Dışarıdan gelen güç, iç üretim ile dengelenebilir ve gerekirse, bu mikro ızgaralar, dıştaki güç kaynaklarından ayrılan isteğe bağlı bir özerk bir ada modunda çalışabilir.
Akü Teknolojisi
Akıllı şebekeler ve mikro ızgaralar yalnızca yenilenebilir kaynaklardan üretilecek enerjinin depolanması etkin biçimde sağlanırsa başarılı olacaktır. Bu yüzden, enerji depolama deyince aklınıza ilk gelen teknolojide de gelişme şarttır. Evet, akü teknolojisi…
Bu alandaki gelişmeler, geleceğin dünyasında enerjinin rolünü doğrudan etkileme potansiyeline sahiptir. Özellikle özellikle kesintisiz güç kaynakları gerektiren cihazlar ve tesislerin sürdürülebilir enerji çerçevesinde geliştirilmesi adına akü teknolojisindeki gelişmeleri beklemek zorundayız.
Li-ion Pilleri
Sürdürülebilir enerji alanında dikkat çeken bir diğer konu da Lityum – İyon (Li-ion) pilleri.
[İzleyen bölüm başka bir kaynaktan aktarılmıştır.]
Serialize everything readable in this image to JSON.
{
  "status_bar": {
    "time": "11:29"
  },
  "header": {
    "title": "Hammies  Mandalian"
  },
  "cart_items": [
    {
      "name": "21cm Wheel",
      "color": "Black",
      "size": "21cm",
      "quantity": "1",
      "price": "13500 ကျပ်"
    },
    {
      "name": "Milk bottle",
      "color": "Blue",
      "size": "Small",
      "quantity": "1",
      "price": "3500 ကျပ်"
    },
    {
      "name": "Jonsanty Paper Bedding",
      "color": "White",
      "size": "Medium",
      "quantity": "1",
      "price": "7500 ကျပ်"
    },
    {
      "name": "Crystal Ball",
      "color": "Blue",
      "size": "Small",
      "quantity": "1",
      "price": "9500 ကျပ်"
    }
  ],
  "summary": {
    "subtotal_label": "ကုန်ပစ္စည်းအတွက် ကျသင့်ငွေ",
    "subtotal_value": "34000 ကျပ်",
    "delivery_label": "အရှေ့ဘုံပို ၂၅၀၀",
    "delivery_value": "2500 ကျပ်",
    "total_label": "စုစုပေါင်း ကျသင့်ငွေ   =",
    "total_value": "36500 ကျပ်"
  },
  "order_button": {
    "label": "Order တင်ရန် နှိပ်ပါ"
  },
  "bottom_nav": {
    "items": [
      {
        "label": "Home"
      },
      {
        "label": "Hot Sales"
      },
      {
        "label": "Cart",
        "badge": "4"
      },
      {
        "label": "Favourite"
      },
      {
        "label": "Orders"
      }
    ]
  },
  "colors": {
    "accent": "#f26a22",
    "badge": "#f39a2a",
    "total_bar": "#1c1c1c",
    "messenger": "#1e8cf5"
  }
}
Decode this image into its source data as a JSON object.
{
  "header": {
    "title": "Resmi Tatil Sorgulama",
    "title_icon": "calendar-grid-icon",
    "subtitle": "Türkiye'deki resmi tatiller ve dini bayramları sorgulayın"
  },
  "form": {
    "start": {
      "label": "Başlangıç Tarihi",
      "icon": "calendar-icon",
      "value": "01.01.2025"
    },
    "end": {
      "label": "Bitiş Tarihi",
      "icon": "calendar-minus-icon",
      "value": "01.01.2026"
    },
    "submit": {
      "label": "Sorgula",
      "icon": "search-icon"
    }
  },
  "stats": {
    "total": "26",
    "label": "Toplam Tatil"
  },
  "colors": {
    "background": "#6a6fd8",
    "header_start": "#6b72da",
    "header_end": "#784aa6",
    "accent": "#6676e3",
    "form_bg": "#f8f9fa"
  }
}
Geride bıraktığımız yıllarda bu pillerin hem maliyetlerinin git gide azaldığına hem de verimliliklerinin yükseldiğine şahit olduk.
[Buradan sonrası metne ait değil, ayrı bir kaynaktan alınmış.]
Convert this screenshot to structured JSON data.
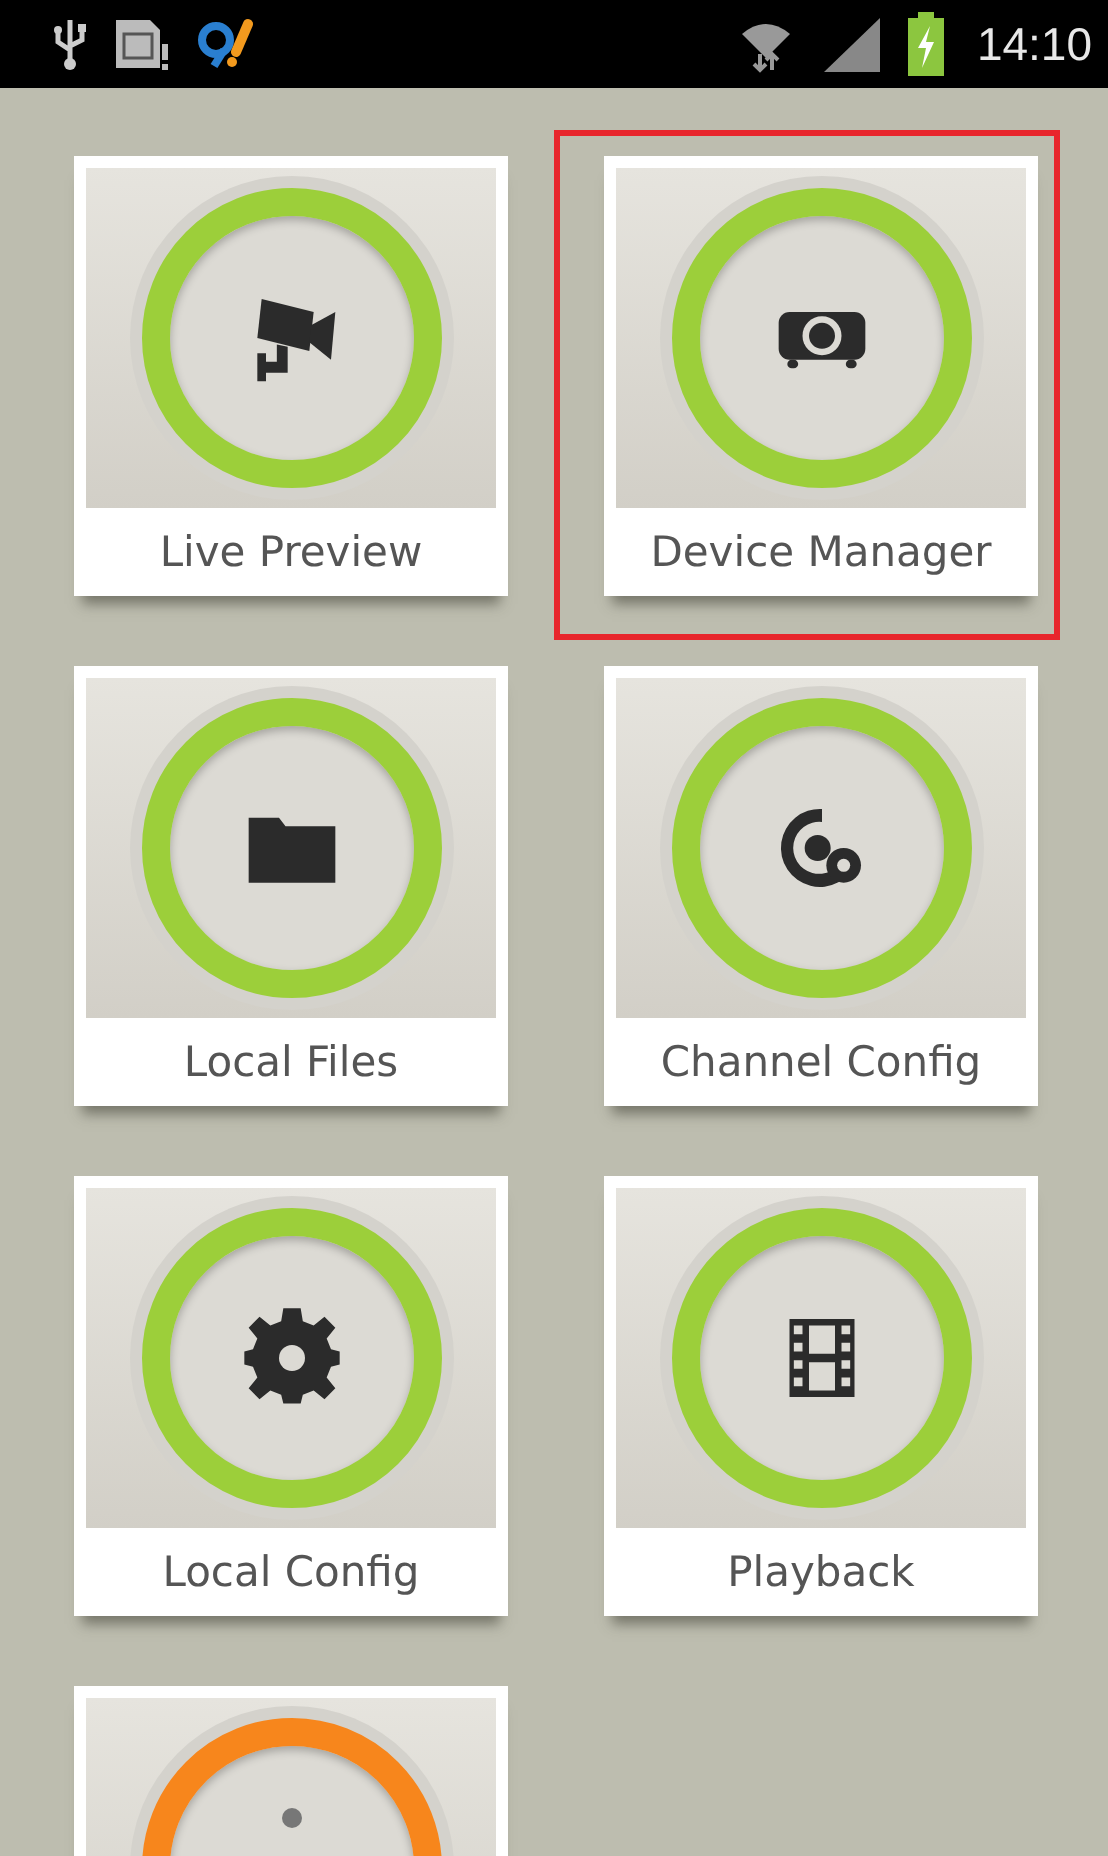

Aslında, Li-ion pillerin 2025 yılına kadar oldukça kritik görülen 100 $ / kWh değerini kıracağı tahmin ediliyor. Ayrıca, gittikçe daha fazla sayıda, daha iddialı uygulamalarda kullanılıyorlar. Elektrikli araçlara güç sağlamakla kalmıyorlar, geleceğin akıllı şehirleri için de geliştiriliyorlar.
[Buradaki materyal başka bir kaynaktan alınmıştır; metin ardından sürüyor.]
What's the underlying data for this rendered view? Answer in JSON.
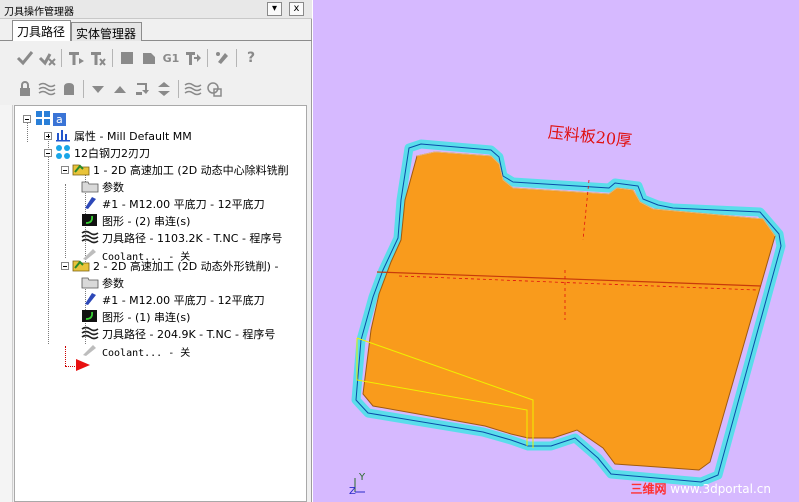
{
  "panel": {
    "title": "刀具操作管理器",
    "pin_glyph": "▾",
    "close_glyph": "x",
    "tabs": [
      {
        "label": "刀具路径",
        "active": true
      },
      {
        "label": "实体管理器",
        "active": false
      }
    ]
  },
  "toolbar1": [
    "select-all-ops-icon",
    "select-invalid-ops-icon",
    "regen-selected-icon",
    "regen-dirty-icon",
    "backplot-icon",
    "verify-icon",
    "g1-post-icon",
    "post-selected-icon",
    "highfeed-icon",
    "help-icon"
  ],
  "toolbar1_g1_label": "G1",
  "toolbar1_help_glyph": "?",
  "toolbar2": [
    "lock-icon",
    "toggle-display-icon",
    "lock-post-icon",
    "move-down-icon",
    "move-up-icon",
    "insert-arrow-icon",
    "scroll-icon",
    "only-display-icon",
    "display-icon"
  ],
  "tree": {
    "root_label": "a",
    "properties": "属性 - Mill Default MM",
    "toolgroup": "12白钢刀2刃刀",
    "op1": {
      "title": "1 - 2D 高速加工 (2D 动态中心除料铣削",
      "params": "参数",
      "tool": "#1 - M12.00 平底刀 - 12平底刀",
      "geometry": "图形 - (2) 串连(s)",
      "toolpath": "刀具路径 - 1103.2K - T.NC - 程序号",
      "coolant": "Coolant... - 关"
    },
    "op2": {
      "title": "2 - 2D 高速加工 (2D 动态外形铣削) -",
      "params": "参数",
      "tool": "#1 - M12.00 平底刀 - 12平底刀",
      "geometry": "图形 - (1) 串连(s)",
      "toolpath": "刀具路径 - 204.9K - T.NC - 程序号",
      "coolant": "Coolant... - 关"
    }
  },
  "viewport": {
    "annotation": "压料板20厚",
    "axis_y": "Y",
    "axis_z": "Z",
    "watermark_cn": "三维网",
    "watermark_url": "www.3dportal.cn"
  },
  "colors": {
    "viewport_bg": "#d6b9ff",
    "part_fill": "#f99b1c",
    "toolpath": "#44e3e8",
    "annotation": "#e01010"
  }
}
Elon Musk’un, 100 günden daha kısa bir sürede Güney Avustralya’yı güçlendirebilecek bir batarya üretme başarısını yakalaması, Li-ion pillerin geleceğine dair ufuk açıcı bir gelişme. Önümüzdeki yıllarda bu alanda daha ilginç ve daha geniş çaplı çalışmalara rastlayabiliriz.
Bayrak Z Kuşağında
1990’lardan bu yana insanlık, gezegenin geleceği adına hakikaten umut veren birçok adım attı. Ulaşılan kazanımlar birbirini tetikleyerek günümüze kadar geldi. 1990’lara göre, hedeflerimiz açısından daha umut verici bir noktadayız.
Ancak geleceğin dünyasında enerjinin nasıl bir yol takip edeceğini, bu yolun gezegenimizin ömrünü ne yönde etkileyeceğini bugünün değil yarının yetişkinleri, yani şimdiki gençler belirleyecek.